Tons of old US court records to be shredded, to scholars’ dismay
CHICAGO - Wrestling with the challenges of federal court documents in the digital age, US officials are destroying millions of paper records to save storage costs - and raising the ire of some historians and others who rely on the files.
The US National Archives and Records Administration says at least 10 million bankruptcy case files and several million district court files from 1970 through 1995 will be shredded, pounded to pulp, and recycled. Files designated as historically valuable will be kept in storage.

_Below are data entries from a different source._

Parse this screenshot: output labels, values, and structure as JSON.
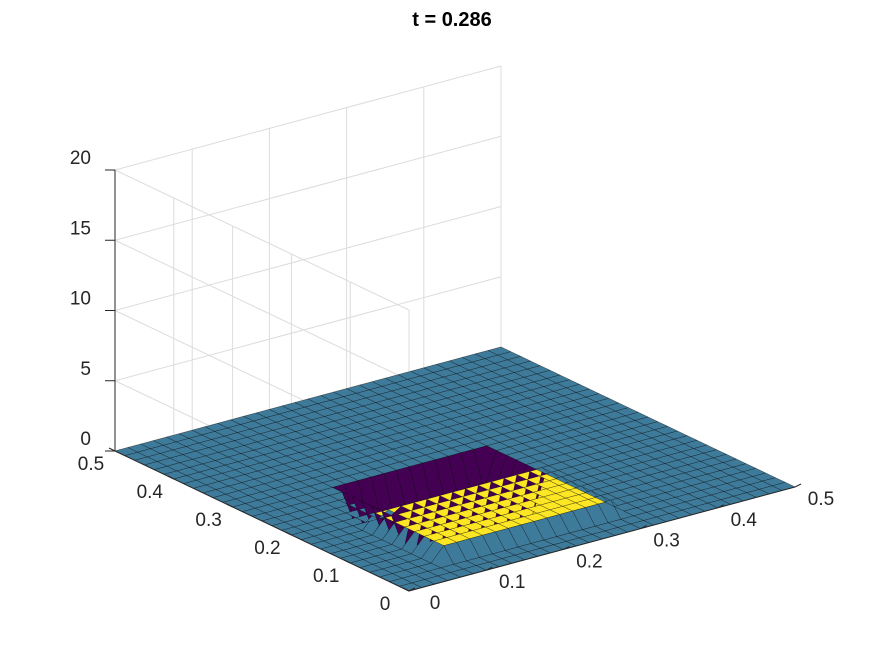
{
  "chart_data": {
    "type": "surface",
    "title": "t = 0.286",
    "xlabel": "",
    "ylabel": "",
    "zlabel": "",
    "xlim": [
      0,
      0.5
    ],
    "ylim": [
      0,
      0.5
    ],
    "zlim": [
      0,
      20
    ],
    "x_ticks": [
      "0",
      "0.1",
      "0.2",
      "0.3",
      "0.4",
      "0.5"
    ],
    "y_ticks": [
      "0",
      "0.1",
      "0.2",
      "0.3",
      "0.4",
      "0.5"
    ],
    "z_ticks": [
      "0",
      "5",
      "10",
      "15",
      "20"
    ],
    "grid": true,
    "colormap": "viridis",
    "mesh_resolution": 30,
    "base_value": 0,
    "regions": [
      {
        "name": "trough",
        "value": -2.6,
        "x_range": [
          0.13,
          0.3
        ],
        "y_range": [
          0.17,
          0.27
        ],
        "color": "#440154"
      },
      {
        "name": "plateau",
        "value": 1.0,
        "x_range": [
          0.07,
          0.3
        ],
        "y_range": [
          0.05,
          0.17
        ],
        "color": "#fde725"
      }
    ],
    "base_color": "#3e7a9a"
  }
}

Federal archivists spent years consulting legal scholars and historians about which files to purge after realizing that sorting and digitizing just the bankruptcy cases would cost tens of millions of dollars. Docket sheets that list basic information such as names of defendants and plaintiffs will be saved from each case.
Such reassurances have not allayed concerns.
“Something really important will be lost here,’’ said Theodore Eisenberg, a Cornell Law School professor. “We would lose any ability to assess trends over time. This is not just a matter of history, it is a matter of influencing basic policy today.’’
Marvin Kabakoff, a senior analyst with the archives administration, said yesterday that merely sorting through the millions of papers would be a gargantuan, labor-intensive task.
“We tried to be very careful about what we are destroying,’’ he said.